There are many pre-processing methods used to prepare cellular spheroids, which include the pellet or re-aggregation culture, spinner culture, rotating wall vessels, cell sheet techniques, liquid overlay, microfluidics, external forces, the hanging drop technique, and micro-molded hydrogels [5
]. The most popular spheroid pre-processing methods are re-aggregation, hanging drop and micro-molds. In the re-aggregation method, cells from a confluent flask are collected and centrifuged down to form a cell pellet in a tube [5
]. This pellet can be removed from the tube, cut into fragments and then incubated until they form rounded spheroids. In the hanging drop technique, small volumes (15-30 µL) of cell suspensions are pipetted onto the lids of petri dishes [5
]. The lid is then inverted, with the drops staying attached due to surface tension. Gravity
causes the cell suspension to concentrate at the bottom of the droplet, forming a spheroid. Micro-mold pre-processing utilizes computer software for rapid prototyping of ‘templates’ for creating micro-molds with an array of cylindrical pegs with rounded tops. These micro-molds are then used to cast non-adhesive hydrogels into which cells can be seeded into. Due to the non-adhesive surface, the cells will aggregate and form a spheroid.

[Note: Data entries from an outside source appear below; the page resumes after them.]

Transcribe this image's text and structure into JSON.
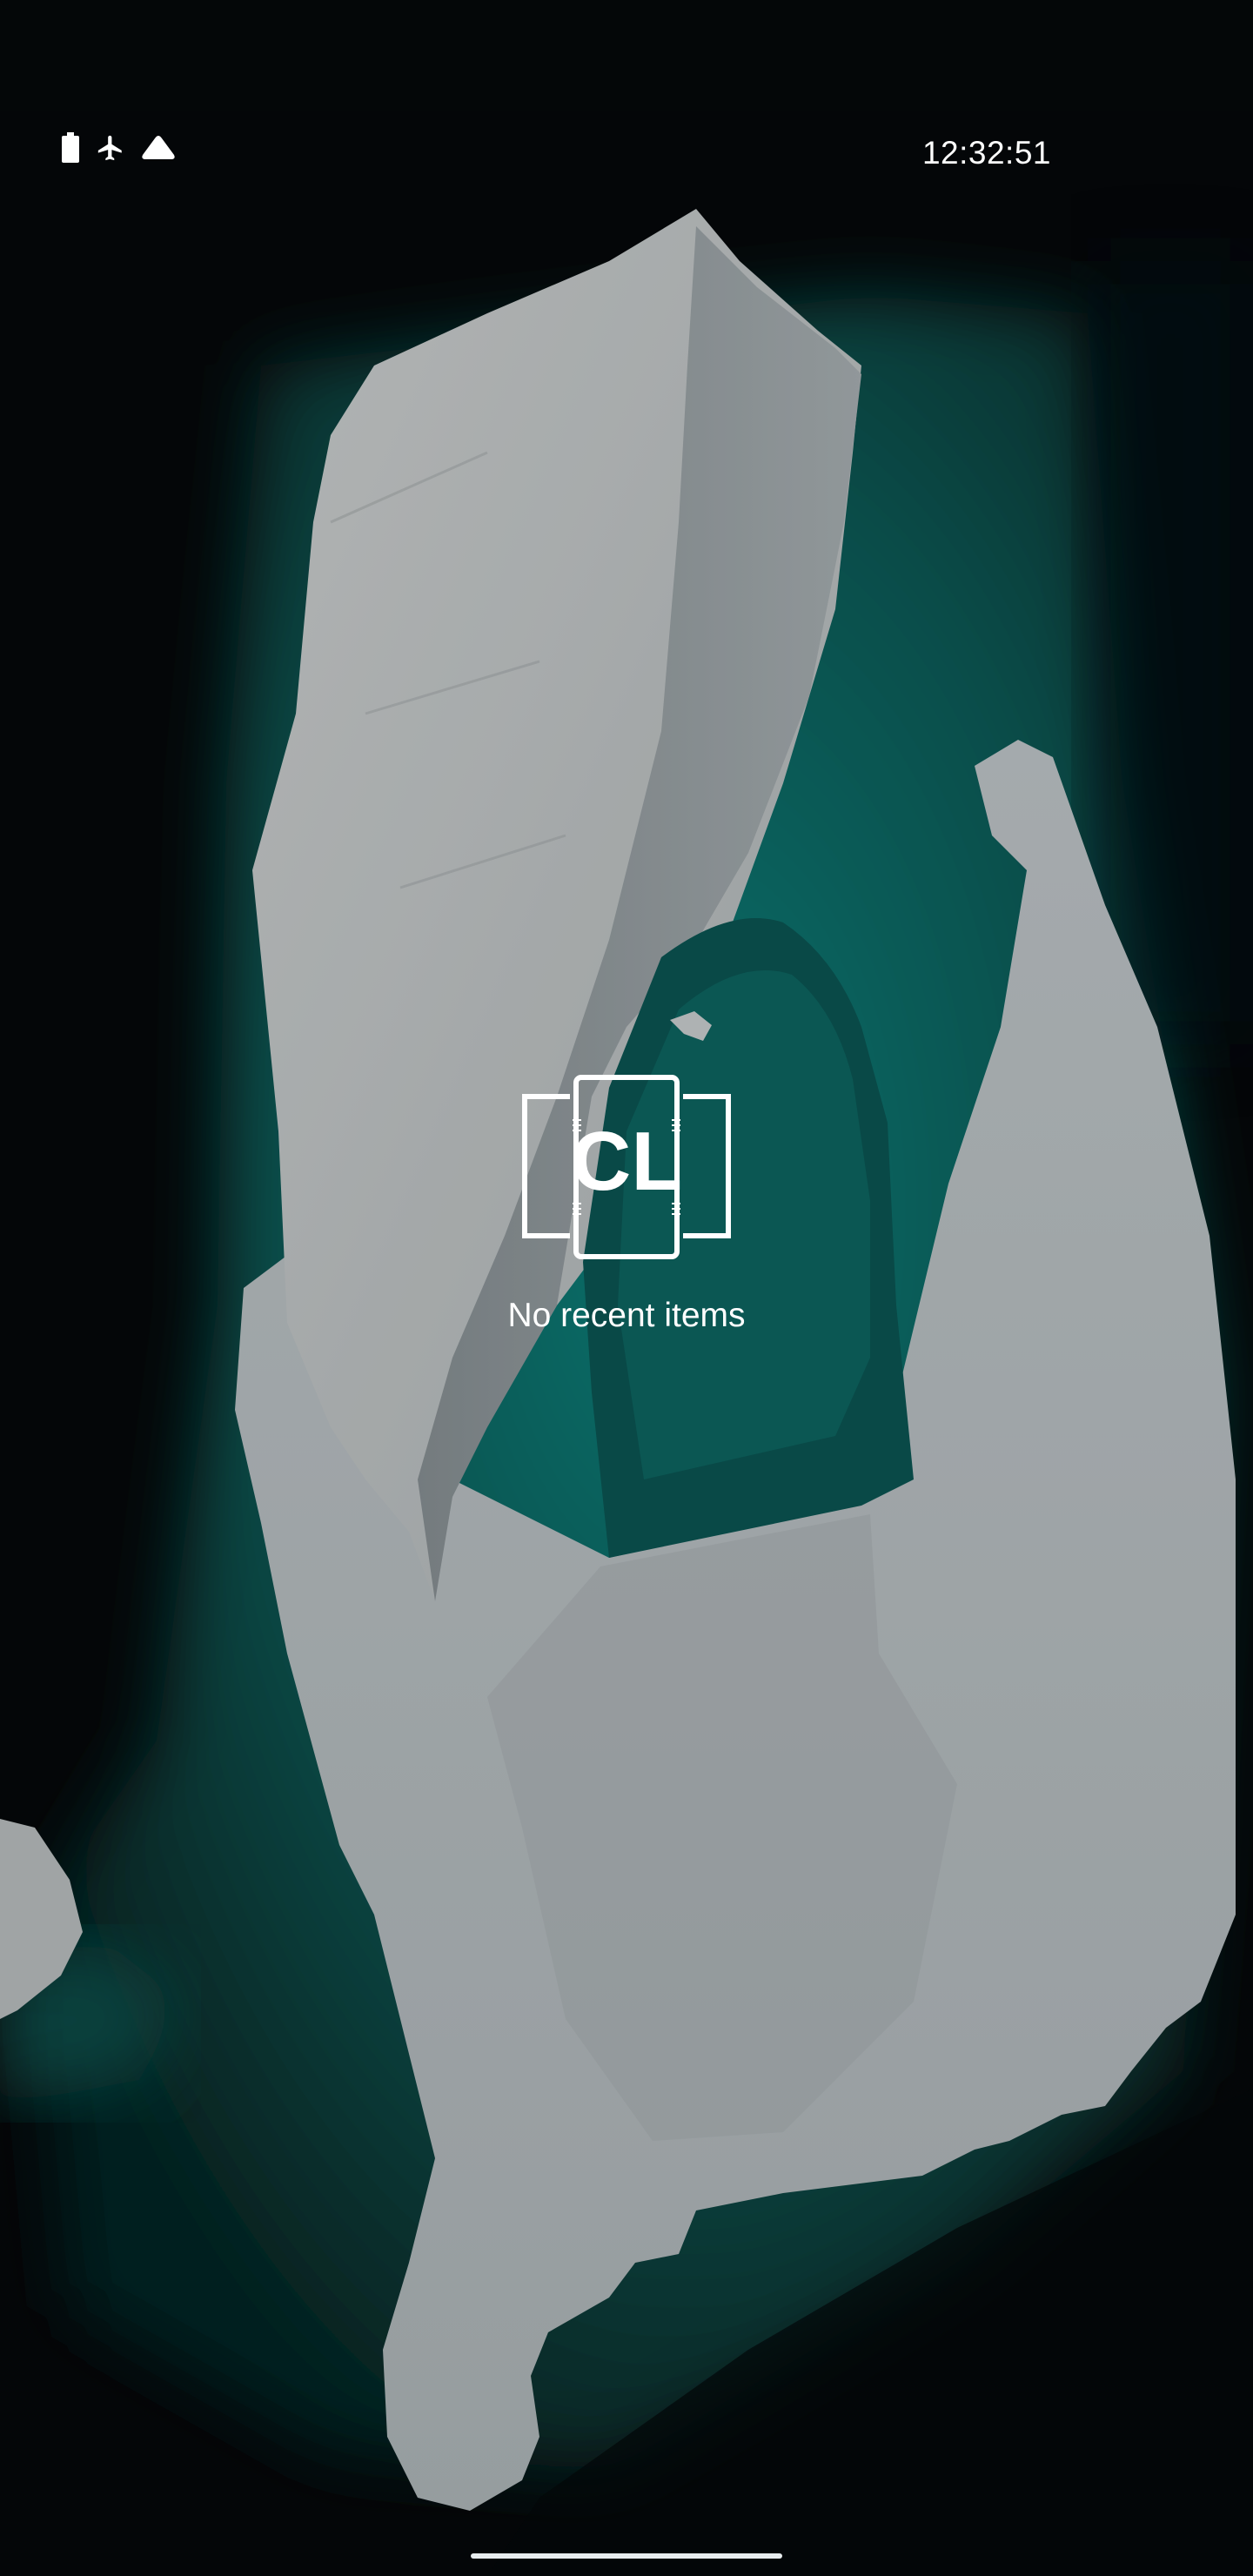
{
  "status_bar": {
    "time": "12:32:51",
    "icons": [
      "battery-icon",
      "airplane-mode-icon",
      "data-saver-icon"
    ]
  },
  "recents": {
    "logo_text": "CL",
    "empty_message": "No recent items"
  },
  "colors": {
    "water": "#0d6b67",
    "ice": "#cfd6d9",
    "background": "#06090b",
    "text": "#ffffff"
  }
}
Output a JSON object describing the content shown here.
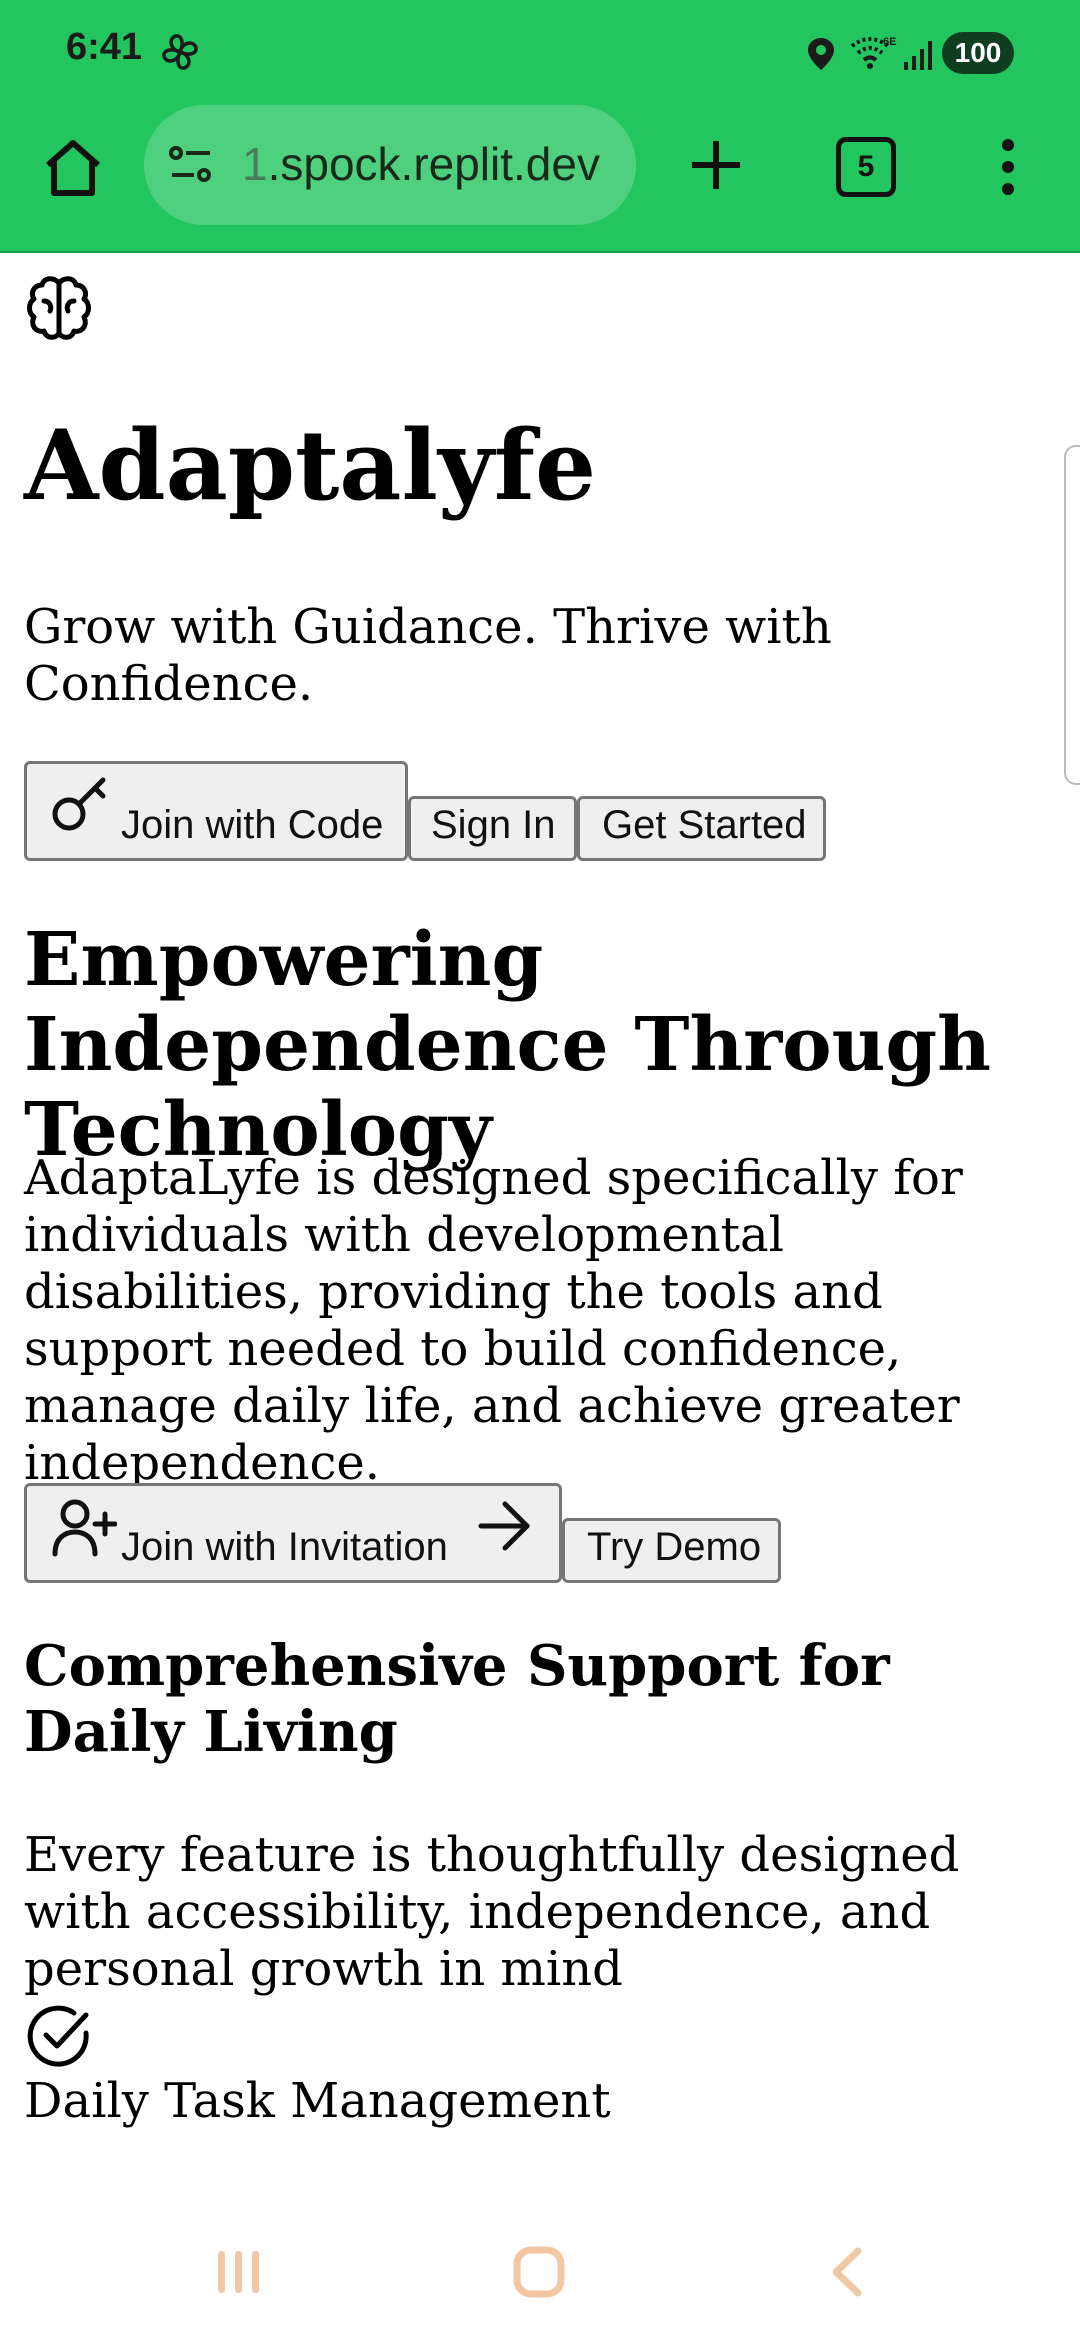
{
  "status_bar": {
    "time": "6:41",
    "battery": "100",
    "icons": [
      "fan-icon",
      "location-icon",
      "wifi-6e-icon",
      "signal-icon",
      "battery-icon"
    ]
  },
  "browser": {
    "url_prefix": "1",
    "url_main": ".spock.replit.dev",
    "tab_count": "5",
    "accent_color": "#22c55e"
  },
  "page": {
    "logo_icon": "brain-icon",
    "title": "Adaptalyfe",
    "tagline": "Grow with Guidance. Thrive with Confidence.",
    "top_buttons": {
      "join_code": "Join with Code",
      "sign_in": "Sign In",
      "get_started": "Get Started"
    },
    "hero_heading": "Empowering Independence Through Technology",
    "hero_description": "AdaptaLyfe is designed specifically for individuals with developmental disabilities, providing the tools and support needed to build confidence, manage daily life, and achieve greater independence.",
    "hero_buttons": {
      "join_invitation": "Join with Invitation",
      "try_demo": "Try Demo"
    },
    "section_heading": "Comprehensive Support for Daily Living",
    "section_description": "Every feature is thoughtfully designed with accessibility, independence, and personal growth in mind",
    "features": [
      {
        "icon": "check-circle-icon",
        "title": "Daily Task Management"
      }
    ]
  }
}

Spheroids can be fabricated with a either single or multiple cell types, which demonstrates the potential for fabricating many types of tissues
. Even more, endothelial cells can be co-cultured with other cell types, like smooth muscle cells, to create uniluminal spheroids [6
]. This is important for tissue engineering because it highlights the potential for using uniluminal vascular spheroids as modules for fabricating blood vessels. ECM proteins, like collagen or fibronectin, can be incorporated into cellular spheroids to promote cell-matrix interactions and provide an early structural network for the developing spheroids
. Magnetic nanoparticles (MNPs) have also been incorporated into cellular spheroids to allow for the ability to pattern and align the spheroids for tissue assembly. This pre-processing development has allowed for tissues to be manipulated with physical magnetic forces at a distance in the processing step and has potential for being used for maturation techniques.
Millions of tissue spheroids will be required for organ fabrication [7
]. High throughput methods for spheroid fabrication have been developed for biological research, therapeutic testing and 3D tissue construction [8
]. Micro-mold arrays are leading this thrust, with hanging drop and round-bottom well plate designs for fabricating up to 384 spheroids per standard 96 well plate. The use of these approaches, partnered with a robotic dispenser increases the productivity of spheroid biofabrication [7
]. After formation, spheroids can be stored in bio-cartridges (micropipettes) for dispensing in the processing step, or stored in cell culture medium for a desired incubation period. Preventing unwanted fusion of stored tissue spheroids will be challenge that develops with upscaling spheroid fabrication.
Ultimately, the pre-processing step allows for customization of the spheroid for specific applications because of the control over cell type, size, and ECM content. Given this precise control over composition and their versatility, spheroids are a desirable candidate for the pre-processing step in rapid fabrication of tissues.